Both Prime Minister Julia Gillard and Mr Barnett were committed to trying to reach an agreement, Ms Roxon said.
Labor starts off strong
Meanwhile a Galaxy opinion poll for News Limited has revealed Labor has an election winning lead going into the first day of campaigning.
A Galaxy opinion poll for News Limited has Labor maintaining a two-party preferred lead over the coalition 52 to 48 per cent.
But Labor’s primary vote support has dropped two points to 39 per cent while the Liberals have 42 per cent and the Greens 13 per cent.

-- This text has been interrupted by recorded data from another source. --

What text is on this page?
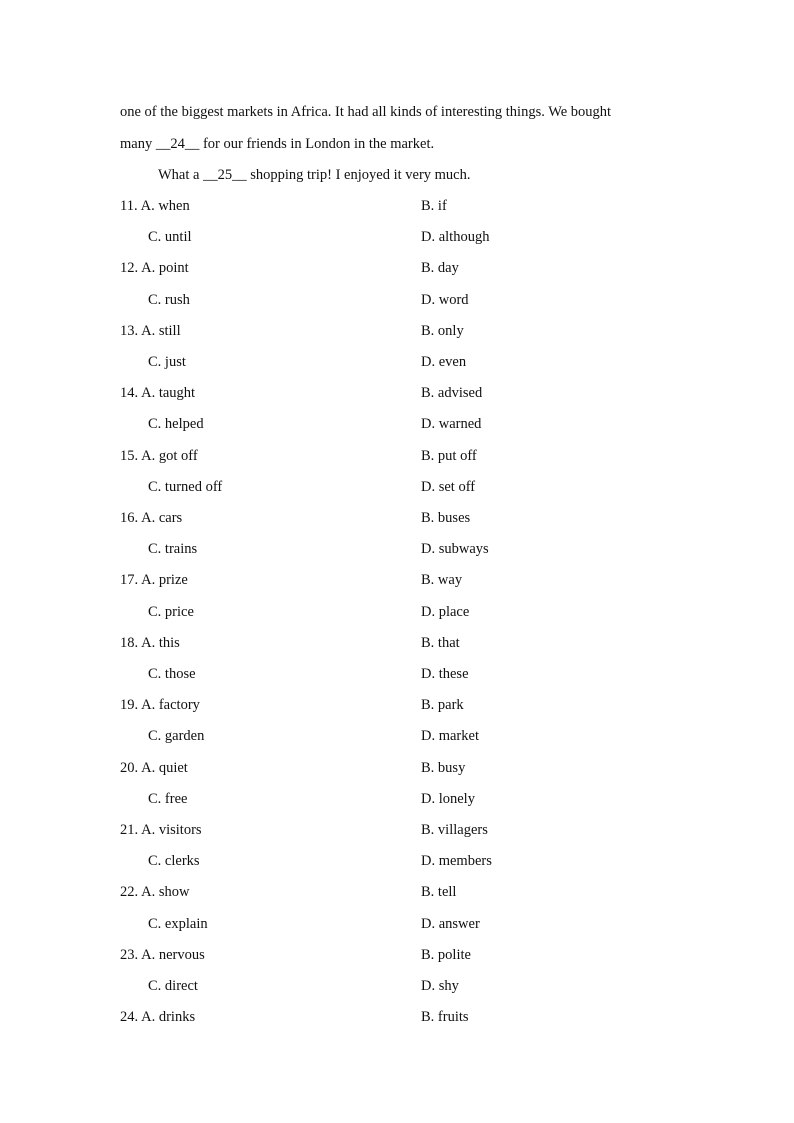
one of the biggest markets in Africa. It had all kinds of interesting things. We bought
many __24__ for our friends in London in the market.
What a __25__ shopping trip! I enjoyed it very much.
11. A. when	B. if
C. until	D. although
12. A. point	B. day
C. rush	D. word
13. A. still	B. only
C. just	D. even
14. A. taught	B. advised
C. helped	D. warned
15. A. got off	B. put off
C. turned off	D. set off
16. A. cars	B. buses
C. trains	D. subways
17. A. prize	B. way
C. price	D. place
18. A. this	B. that
C. those	D. these
19. A. factory	B. park
C. garden	D. market
20. A. quiet	B. busy
C. free	D. lonely
21. A. visitors	B. villagers
C. clerks	D. members
22. A. show	B. tell
C. explain	D. answer
23. A. nervous	B. polite
C. direct	D. shy
24. A. drinks	B. fruits
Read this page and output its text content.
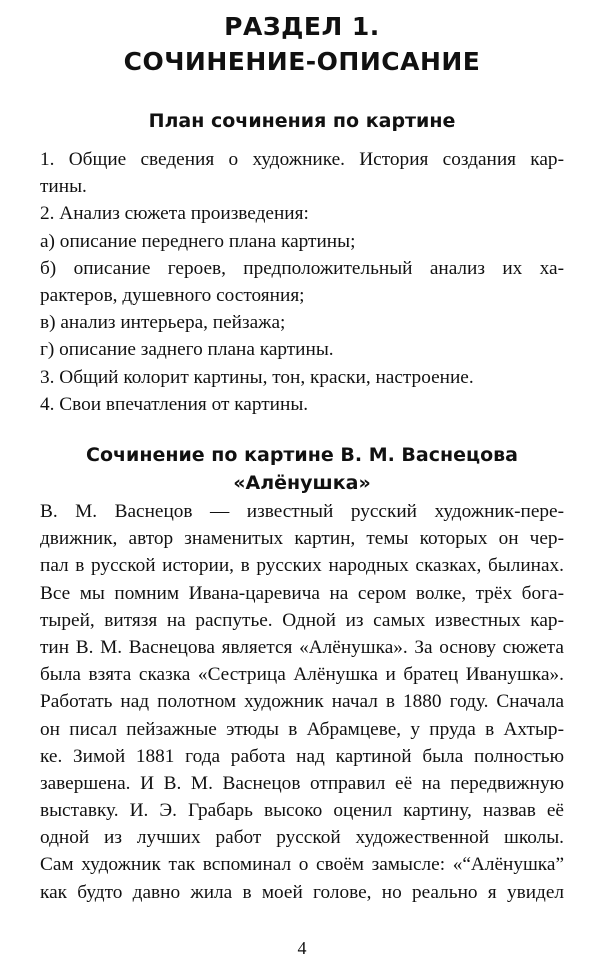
РАЗДЕЛ 1.
СОЧИНЕНИЕ-ОПИСАНИЕ
План сочинения по картине
1. Общие сведения о художнике. История создания кар-
тины.
2. Анализ сюжета произведения:
а) описание переднего плана картины;
б) описание героев, предположительный анализ их ха-
рактеров, душевного состояния;
в) анализ интерьера, пейзажа;
г) описание заднего плана картины.
3. Общий колорит картины, тон, краски, настроение.
4. Свои впечатления от картины.
Сочинение по картине В. М. Васнецова
«Алёнушка»
В. М. Васнецов — известный русский художник-пере-
движник, автор знаменитых картин, темы которых он чер-
пал в русской истории, в русских народных сказках, былинах.
Все мы помним Ивана-царевича на сером волке, трёх бога-
тырей, витязя на распутье. Одной из самых известных кар-
тин В. М. Васнецова является «Алёнушка». За основу сюжета
была взята сказка «Сестрица Алёнушка и братец Иванушка».
Работать над полотном художник начал в 1880 году. Сначала
он писал пейзажные этюды в Абрамцеве, у пруда в Ахтыр-
ке. Зимой 1881 года работа над картиной была полностью
завершена. И В. М. Васнецов отправил её на передвижную
выставку. И. Э. Грабарь высоко оценил картину, назвав её
одной из лучших работ русской художественной школы.
Сам художник так вспоминал о своём замысле: «“Алёнушка”
как будто давно жила в моей голове, но реально я увидел
4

Top bookies have unanimously picked Labor to win, with Centrebet predicting the coalition to take back up to 14 marginal seats – not enough to win government.
Ms Gillard and Mr Abbott will waste no time today, making sure they get out in two key states as day one of the election campaign gets underway.
The prime minister will be in Brisbane where she’ll begin the job of retaining the seats Labor picked up in Queensland at the last election three years ago.
The opposition leader will be in Sydney where he’ll continue the process of turning back the tide which swept Kevin Rudd to victory in 2007.